Yes, yes, entrepreneurship is not limited to South Africa, but many foreigners from first world countries have admitted that they stand in awe of the ingenuity and innovative nature of South Africans.
It’s simply part of life for saffas to have a side-gig of some kind. Whether we’re building garden planters, playing music on weekends, selling blankets, making beaded decor, lecturing or waiting tables part time—we’re all doing something else. It is, perhaps, part of the reason why we’ve excelled as a third-world country in the first-world markets.

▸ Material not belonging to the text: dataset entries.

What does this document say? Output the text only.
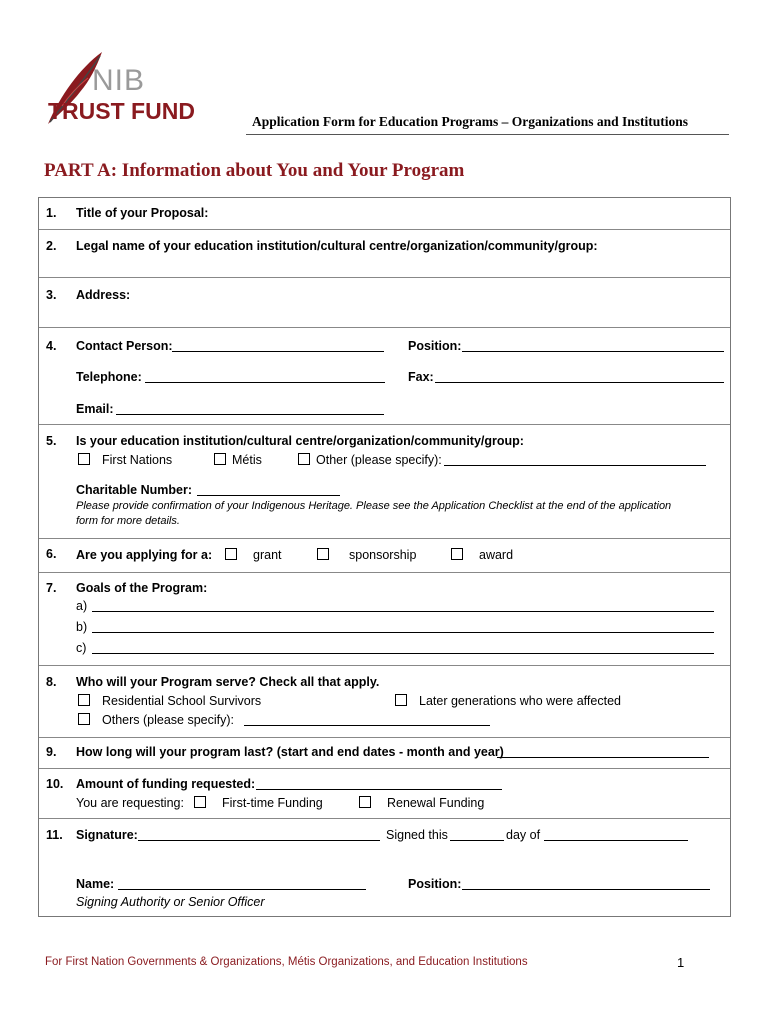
NIB
TRUST FUND	Application Form for Education Programs – Organizations and Institutions
PART A: Information about You and Your Program
1. Title of your Proposal:
2. Legal name of your education institution/cultural centre/organization/community/group:
3. Address:
4. Contact Person:	Position:
Telephone:	Fax:
Email:
5. Is your education institution/cultural centre/organization/community/group:
First Nations	Métis	Other (please specify):
Charitable Number:
Please provide confirmation of your Indigenous Heritage. Please see the Application Checklist at the end of the application
form for more details.
6. Are you applying for a:	grant	sponsorship	award
7. Goals of the Program:
a)
b)
c)
8. Who will your Program serve? Check all that apply.
Residential School Survivors	Later generations who were affected
Others (please specify):
9. How long will your program last? (start and end dates - month and year)
10. Amount of funding requested:
You are requesting:	First-time Funding	Renewal Funding
11. Signature:	Signed this	day of
Name:	Position:
Signing Authority or Senior Officer
For First Nation Governments & Organizations, Métis Organizations, and Education Institutions	1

So which discoveries, inventions or creations are proudly South African? Here’s a list of some of our proudest Saffa things:
- First heart transplant
- First penile transplant
- Developed the tellurometer
- Developed Pratley Putty—used by NASA in its 1969 Apollo XI moon mission
- Invented the CAT scan machine
- First country to extract oil from coal
- Created the AH-2 Rooivalk military attack helicopter
- Created the Kreepy Krauly
- Inventors of Q20
- Founded PayPal
- Founded Tesla
- Founded SpaceX
- Founded Ubuntu
- Ranked the best Constitution in the world by US law officials
We’ve a South African on the NASA team prepping for the Mars exploration, saffas in Hollywood, and as a fun extra, a South African gymnast also holds the Guinness World record for the most single-handed hand ‘springs’:
The South African accent
Though it may be so natural for us, it seems one of the hardest things for foreigners is getting the saffa accent right.
Perhaps the problem lies therein that South Africa has various English vernaculars in the country, and many of us switch between the vernaculars depending on the crowd we’re in. The main vernaculars are the Afrikaner English (AE), Cape Coloured, Jozi private school, Durbs, Black South African English (BSAE) and the Eastern Cape old English accents, which are but some of the vernaculars in our country.

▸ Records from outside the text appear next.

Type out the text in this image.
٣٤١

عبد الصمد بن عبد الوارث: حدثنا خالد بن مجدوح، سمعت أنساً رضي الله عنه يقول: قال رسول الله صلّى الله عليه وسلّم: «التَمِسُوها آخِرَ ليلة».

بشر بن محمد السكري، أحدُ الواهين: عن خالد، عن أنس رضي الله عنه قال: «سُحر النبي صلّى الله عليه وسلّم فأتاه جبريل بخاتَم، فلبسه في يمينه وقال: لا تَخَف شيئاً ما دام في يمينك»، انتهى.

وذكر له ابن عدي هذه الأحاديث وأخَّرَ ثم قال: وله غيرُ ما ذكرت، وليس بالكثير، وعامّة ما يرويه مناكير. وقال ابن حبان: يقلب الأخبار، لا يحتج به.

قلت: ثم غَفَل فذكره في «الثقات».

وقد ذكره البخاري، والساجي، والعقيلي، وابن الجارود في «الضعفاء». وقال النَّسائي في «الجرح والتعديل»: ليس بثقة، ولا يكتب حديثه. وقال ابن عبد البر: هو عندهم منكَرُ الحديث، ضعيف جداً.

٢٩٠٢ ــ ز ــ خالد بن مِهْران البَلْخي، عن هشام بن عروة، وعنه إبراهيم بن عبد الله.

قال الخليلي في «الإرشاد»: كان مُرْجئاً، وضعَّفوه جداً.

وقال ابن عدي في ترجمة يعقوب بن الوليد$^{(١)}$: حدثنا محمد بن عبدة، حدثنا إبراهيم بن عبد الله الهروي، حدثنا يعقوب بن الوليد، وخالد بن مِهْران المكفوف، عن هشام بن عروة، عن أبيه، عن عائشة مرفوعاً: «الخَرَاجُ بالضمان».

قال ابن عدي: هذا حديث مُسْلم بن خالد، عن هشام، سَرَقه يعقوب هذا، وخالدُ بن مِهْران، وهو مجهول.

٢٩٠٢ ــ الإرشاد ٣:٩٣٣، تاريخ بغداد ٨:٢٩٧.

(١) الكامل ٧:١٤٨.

Most actors try to do the AE or BSAE accents in film, but most also fail horribly. In fact, even South African actresses like Charlize Theron seem to have ‘unlearned’ the accent over time.
There’s Val Kilmer in the Saint, who absolutely massacred whatever vernacular he was pushing for, the horrid excuse for a dialect that Patsy Kensit, Joss Ackland and Derrick O’Connor attempted in Lethal Weapon 2, and no one has any idea what Dwayne A. Thomas was going for in the series the Americans (Congo-gerian?).

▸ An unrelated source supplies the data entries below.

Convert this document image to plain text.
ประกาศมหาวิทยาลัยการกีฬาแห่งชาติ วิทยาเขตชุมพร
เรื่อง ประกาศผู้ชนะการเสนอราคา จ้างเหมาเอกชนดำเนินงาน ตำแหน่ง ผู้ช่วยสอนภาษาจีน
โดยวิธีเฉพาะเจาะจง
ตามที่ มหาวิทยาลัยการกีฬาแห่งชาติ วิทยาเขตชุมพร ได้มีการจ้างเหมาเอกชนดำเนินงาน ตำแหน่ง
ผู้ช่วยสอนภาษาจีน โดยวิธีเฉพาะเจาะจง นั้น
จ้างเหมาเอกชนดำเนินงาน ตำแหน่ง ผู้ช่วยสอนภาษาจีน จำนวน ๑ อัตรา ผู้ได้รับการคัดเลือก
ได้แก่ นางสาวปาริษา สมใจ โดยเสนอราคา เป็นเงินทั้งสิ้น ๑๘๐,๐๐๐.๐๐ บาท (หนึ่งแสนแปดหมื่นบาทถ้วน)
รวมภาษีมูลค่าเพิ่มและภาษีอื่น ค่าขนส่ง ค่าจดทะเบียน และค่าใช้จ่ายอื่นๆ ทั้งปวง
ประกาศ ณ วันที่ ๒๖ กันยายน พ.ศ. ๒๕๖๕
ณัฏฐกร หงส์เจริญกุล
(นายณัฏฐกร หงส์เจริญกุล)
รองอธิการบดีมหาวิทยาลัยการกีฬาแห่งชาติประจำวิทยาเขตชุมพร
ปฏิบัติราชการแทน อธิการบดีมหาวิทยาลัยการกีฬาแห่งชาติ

Truth be told, many actors have stated that the South African accent is the hardest accent to master, including David Tennant in his interview with James Corden:
Most people who attempt it push out a mangled mess of Kiwi, Cockney and German.
And for those struggling friends, South Africa’s Sharlto Copley—who’s starred in films like District 9, Elysium, the A Team and Hardcore Henry—has some pointers…
Thing is, we don’t really care if people get the accent wrong. We love it all the same!
The songs of our people!
South African music has been as divisive as it has been unifying over the years. We’re a mixed bunch, and throughout our history, our songs have been the hearts on our sleeves.
Sadly, much music had been obscured, censored or even destroyed by the previous government, but nothing managed to keep South Africans quiet. We’ve produced some amazing talent worldwide.
We touched on it with the death of Johnny Clegg earlier this year, then there’s Miriam Makeba, the Awakening, Dave Matthews, Hugh Masekela, Vicky Sampson, Seether, Mynie Grove, Zolani Mahola, Tree63, Fokofpolisiekar, Abdullah Ibrahim, Dizu Plaatjies, Lira, AKA, Karen Zoid, Vusi Mahlasela, Anton Goosen, Mandoza, Clout, Brasse vannie Kaap, Laurika Rauch, the Alabama choir of the olden days, Lucas Maree, Brenda Fassie, Felix Laband, the Led, Squeal and who can forget Koos du Plessis? Too many talented stars to mention in one sitting.
If there’s any more to be said, we can find it in America’s Got Talent, where the Ndlovu Youth Choir from South Africa has made it to the 2019 finals with their rendition of Whitney Houston’s Higher Love.
Love your heritage!
No matter the hardships, bitterness or other woes that have befallen SA expats or those still in SA borders—our heritage is still special and worthy of celebration. We wish all our fellow saffas a happy Heritage Day on 24 September.